At this point, them skipping it was inevitable as it was not good for high end performance. Lets just hope 14nm is a great success in the distant future.
AMD knows that they currently have a reputation for designing GPUs that run too hot and use too many watts for the same performance as an Nvidia GPU. I'm not saying they deserve that reputation but it does exist. Over and over I see people citing those two reasons as why they won't buy an AMD card. As far as the extra watts used it doesn't amount to anything much on an electricity bill for an average gamer playing 15-20 hours a week unless you live in an area where electricity is ridiculously expensive or you're running your card at max 24/7 for Folding or Mining.
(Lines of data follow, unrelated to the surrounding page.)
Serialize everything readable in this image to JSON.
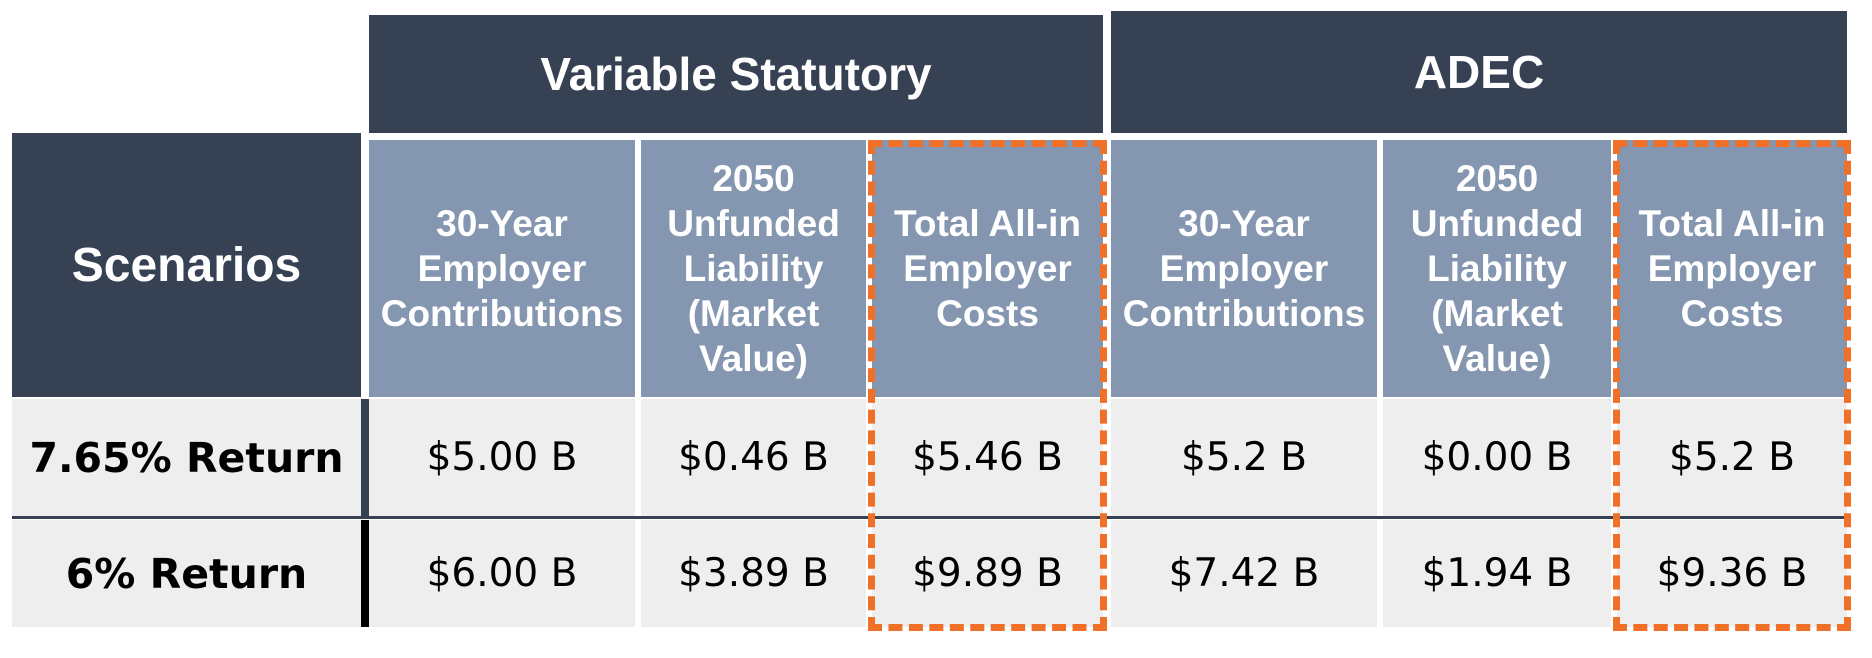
{
  "table": {
    "groups": [
      {
        "label": "Variable Statutory"
      },
      {
        "label": "ADEC"
      }
    ],
    "scenarios_header": "Scenarios",
    "columns": [
      {
        "label": "30-Year\nEmployer\nContributions"
      },
      {
        "label": "2050\nUnfunded\nLiability\n(Market\nValue)"
      },
      {
        "label": "Total All-in\nEmployer\nCosts"
      },
      {
        "label": "30-Year\nEmployer\nContributions"
      },
      {
        "label": "2050\nUnfunded\nLiability\n(Market\nValue)"
      },
      {
        "label": "Total All-in\nEmployer\nCosts"
      }
    ],
    "rows": [
      {
        "label": "7.65% Return",
        "values": [
          "$5.00 B",
          "$0.46 B",
          "$5.46 B",
          "$5.2 B",
          "$0.00 B",
          "$5.2 B"
        ]
      },
      {
        "label": "6% Return",
        "values": [
          "$6.00 B",
          "$3.89 B",
          "$9.89 B",
          "$7.42 B",
          "$1.94 B",
          "$9.36 B"
        ]
      }
    ],
    "colors": {
      "group_header": "#364153",
      "column_header": "#8496b0",
      "body": "#eeeeee",
      "highlight": "#f07028"
    }
  }
}
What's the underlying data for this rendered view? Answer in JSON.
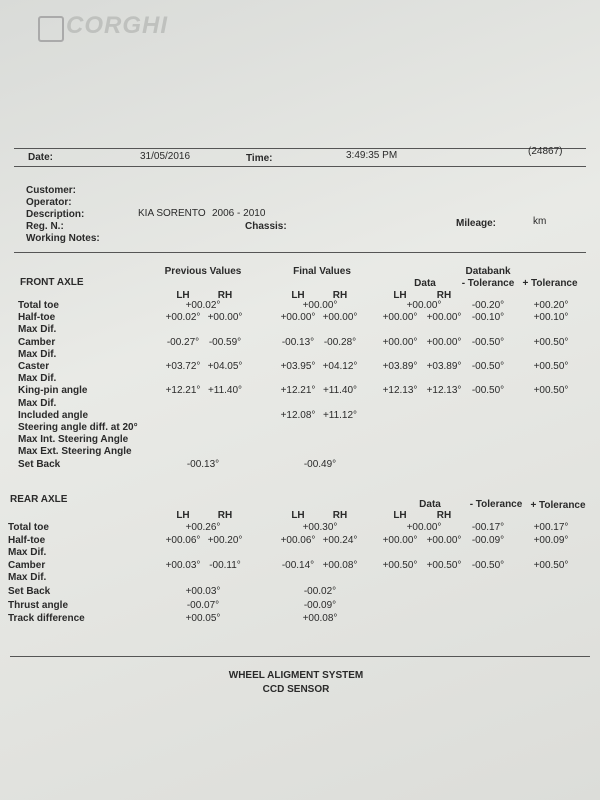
{
  "header": {
    "brand": "CORGHI",
    "date_label": "Date:",
    "date": "31/05/2016",
    "time_label": "Time:",
    "time": "3:49:35 PM",
    "ref": "(24867)"
  },
  "info": {
    "customer": "Customer:",
    "operator": "Operator:",
    "description": "Description:",
    "model": "KIA SORENTO",
    "years": "2006 - 2010",
    "reg": "Reg. N.:",
    "chassis": "Chassis:",
    "mileage": "Mileage:",
    "km": "km",
    "notes": "Working Notes:"
  },
  "front_axle": {
    "title": "FRONT AXLE",
    "previous": "Previous Values",
    "final": "Final Values",
    "databank": "Databank",
    "data": "Data",
    "minus_tol": "- Tolerance",
    "plus_tol": "+ Tolerance",
    "lh": "LH",
    "rh": "RH",
    "rows": [
      {
        "label": "Total toe",
        "prev": "+00.02°",
        "final": "+00.00°",
        "data": "+00.00°",
        "minus": "-00.20°",
        "plus": "+00.20°"
      },
      {
        "label": "Half-toe",
        "prev": [
          "+00.02°",
          "+00.00°"
        ],
        "final": [
          "+00.00°",
          "+00.00°"
        ],
        "data": [
          "+00.00°",
          "+00.00°"
        ],
        "minus": "-00.10°",
        "plus": "+00.10°"
      },
      {
        "label": "Max Dif."
      },
      {
        "label": "Camber",
        "prev": [
          "-00.27°",
          "-00.59°"
        ],
        "final": [
          "-00.13°",
          "-00.28°"
        ],
        "data": [
          "+00.00°",
          "+00.00°"
        ],
        "minus": "-00.50°",
        "plus": "+00.50°"
      },
      {
        "label": "Max Dif."
      },
      {
        "label": "Caster",
        "prev": [
          "+03.72°",
          "+04.05°"
        ],
        "final": [
          "+03.95°",
          "+04.12°"
        ],
        "data": [
          "+03.89°",
          "+03.89°"
        ],
        "minus": "-00.50°",
        "plus": "+00.50°"
      },
      {
        "label": "Max Dif."
      },
      {
        "label": "King-pin angle",
        "prev": [
          "+12.21°",
          "+11.40°"
        ],
        "final": [
          "+12.21°",
          "+11.40°"
        ],
        "data": [
          "+12.13°",
          "+12.13°"
        ],
        "minus": "-00.50°",
        "plus": "+00.50°"
      },
      {
        "label": "Max Dif."
      },
      {
        "label": "Included angle",
        "final": [
          "+12.08°",
          "+11.12°"
        ]
      },
      {
        "label": "Steering angle diff. at 20°"
      },
      {
        "label": "Max Int. Steering Angle"
      },
      {
        "label": "Max Ext. Steering Angle"
      },
      {
        "label": "Set Back",
        "prev": "-00.13°",
        "final": "-00.49°"
      }
    ]
  },
  "rear_axle": {
    "title": "REAR AXLE",
    "data": "Data",
    "minus_tol": "- Tolerance",
    "plus_tol": "+ Tolerance",
    "lh": "LH",
    "rh": "RH",
    "rows": [
      {
        "label": "Total toe",
        "prev": "+00.26°",
        "final": "+00.30°",
        "data": "+00.00°",
        "minus": "-00.17°",
        "plus": "+00.17°"
      },
      {
        "label": "Half-toe",
        "prev": [
          "+00.06°",
          "+00.20°"
        ],
        "final": [
          "+00.06°",
          "+00.24°"
        ],
        "data": [
          "+00.00°",
          "+00.00°"
        ],
        "minus": "-00.09°",
        "plus": "+00.09°"
      },
      {
        "label": "Max Dif."
      },
      {
        "label": "Camber",
        "prev": [
          "+00.03°",
          "-00.11°"
        ],
        "final": [
          "-00.14°",
          "+00.08°"
        ],
        "data": [
          "+00.50°",
          "+00.50°"
        ],
        "minus": "-00.50°",
        "plus": "+00.50°"
      },
      {
        "label": "Max Dif."
      },
      {
        "label": "Set Back",
        "prev": "+00.03°",
        "final": "-00.02°"
      },
      {
        "label": "Thrust angle",
        "prev": "-00.07°",
        "final": "-00.09°"
      },
      {
        "label": "Track difference",
        "prev": "+00.05°",
        "final": "+00.08°"
      }
    ]
  },
  "footer": {
    "line1": "WHEEL ALIGMENT SYSTEM",
    "line2": "CCD SENSOR"
  }
}
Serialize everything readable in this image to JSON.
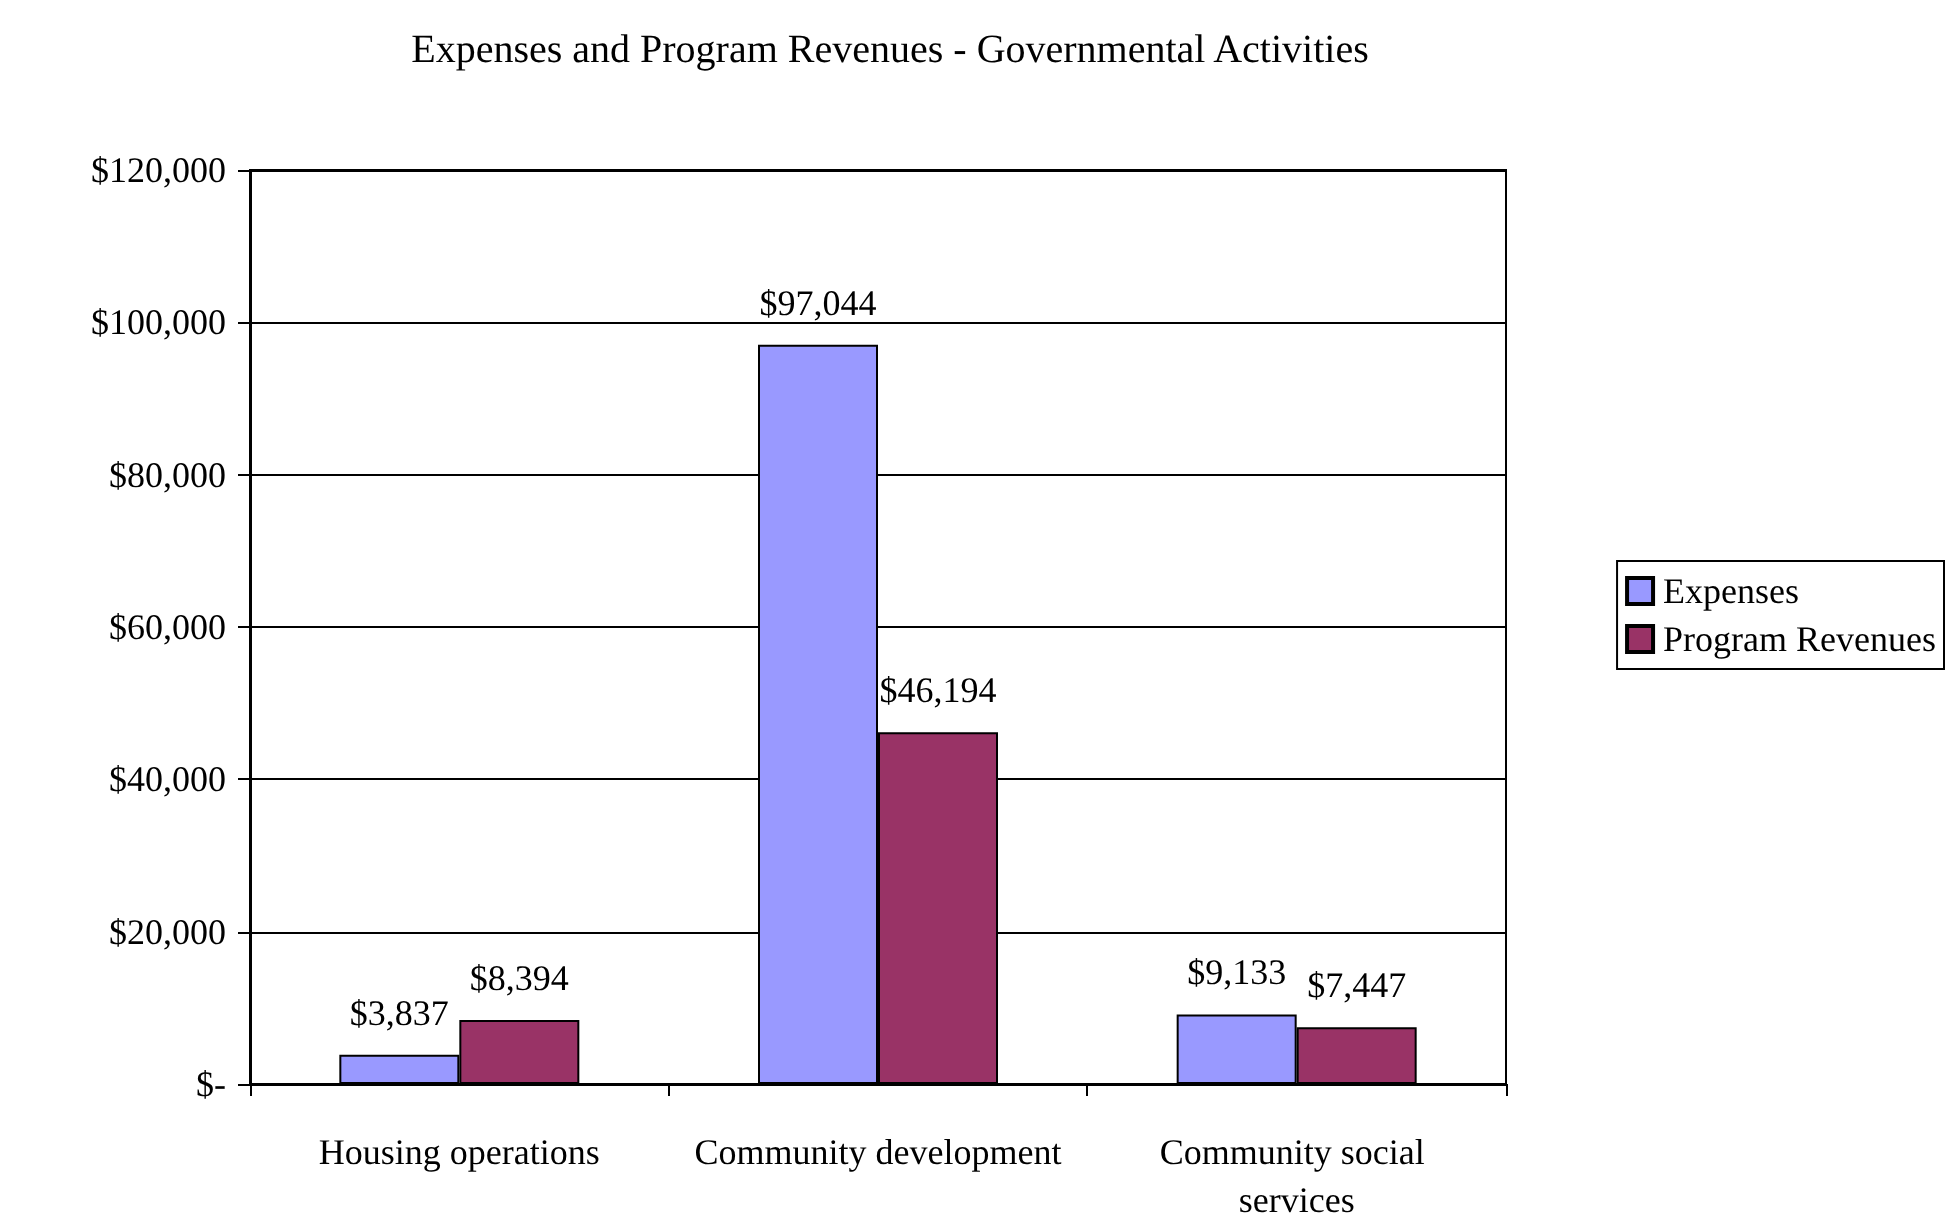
{
  "chart_data": {
    "type": "bar",
    "title": "Expenses and Program Revenues - Governmental Activities",
    "categories": [
      "Housing operations",
      "Community development",
      "Community social services"
    ],
    "series": [
      {
        "name": "Expenses",
        "color": "#9999ff",
        "values": [
          3837,
          97044,
          9133
        ],
        "value_labels": [
          "$3,837",
          "$97,044",
          "$9,133"
        ]
      },
      {
        "name": "Program Revenues",
        "color": "#993366",
        "values": [
          8394,
          46194,
          7447
        ],
        "value_labels": [
          "$8,394",
          "$46,194",
          "$7,447"
        ]
      }
    ],
    "ylim": [
      0,
      120000
    ],
    "yticks": [
      {
        "value": 0,
        "label": "$-"
      },
      {
        "value": 20000,
        "label": "$20,000"
      },
      {
        "value": 40000,
        "label": "$40,000"
      },
      {
        "value": 60000,
        "label": "$60,000"
      },
      {
        "value": 80000,
        "label": "$80,000"
      },
      {
        "value": 100000,
        "label": "$100,000"
      },
      {
        "value": 120000,
        "label": "$120,000"
      }
    ],
    "grid": "y",
    "legend": "right"
  }
}
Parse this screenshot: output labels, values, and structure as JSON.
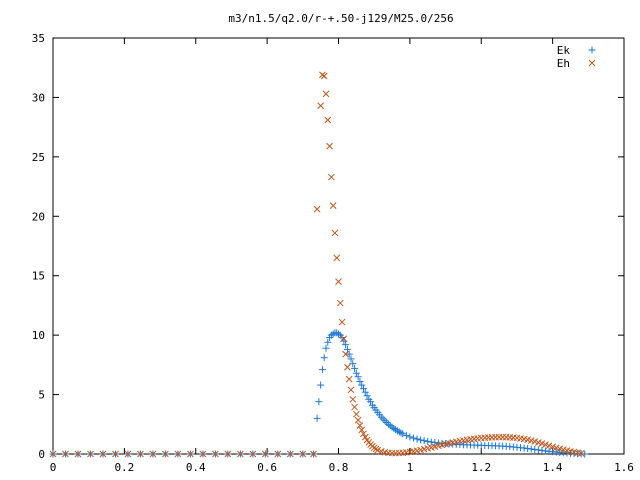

For me the difference would be about 8 cents a month on my power bill between a reference GTX 780 Ti (peak 269 watts) and a reference R9 290X (peak 282 watts) from W1zzard's reviews based on the last generations flagship cards. Even if AMD used 100 watts more than Nvidia it still wouldn't amount to much. 65 cents a month difference at 10 cents per kWh.
AMD is already the brunt of many jokes about heat/power issues. I don't think they would add fuel to the fire by releasing a hot inefficient GPU and calling it Arctic Islands.
Maxwell is good, and saving while gaming is commendable, but the "vampire" load during sleep compared to AMD ZeroCore is noteworthy over a months' time.
I ask why Apple went with the AMD Tonga for their iMac 5K Retina display? Sure it could’ve been either Apple/Nvidia just didn’t care to or need to "partner up". It might have been a timing thing, or more the spec's for GM206 didn’t provide the oomph, while a GTX 970M (GM204) wasn't the right fit spec's/price for Apple.
Still business is business and keeping the competition from any win enhances one's "cred". Interestingly, we don’t see that Nvidia has MXM version of the GM206?
For R9 285 being a "gelding" from such a design constrained process it came away fairly respectable.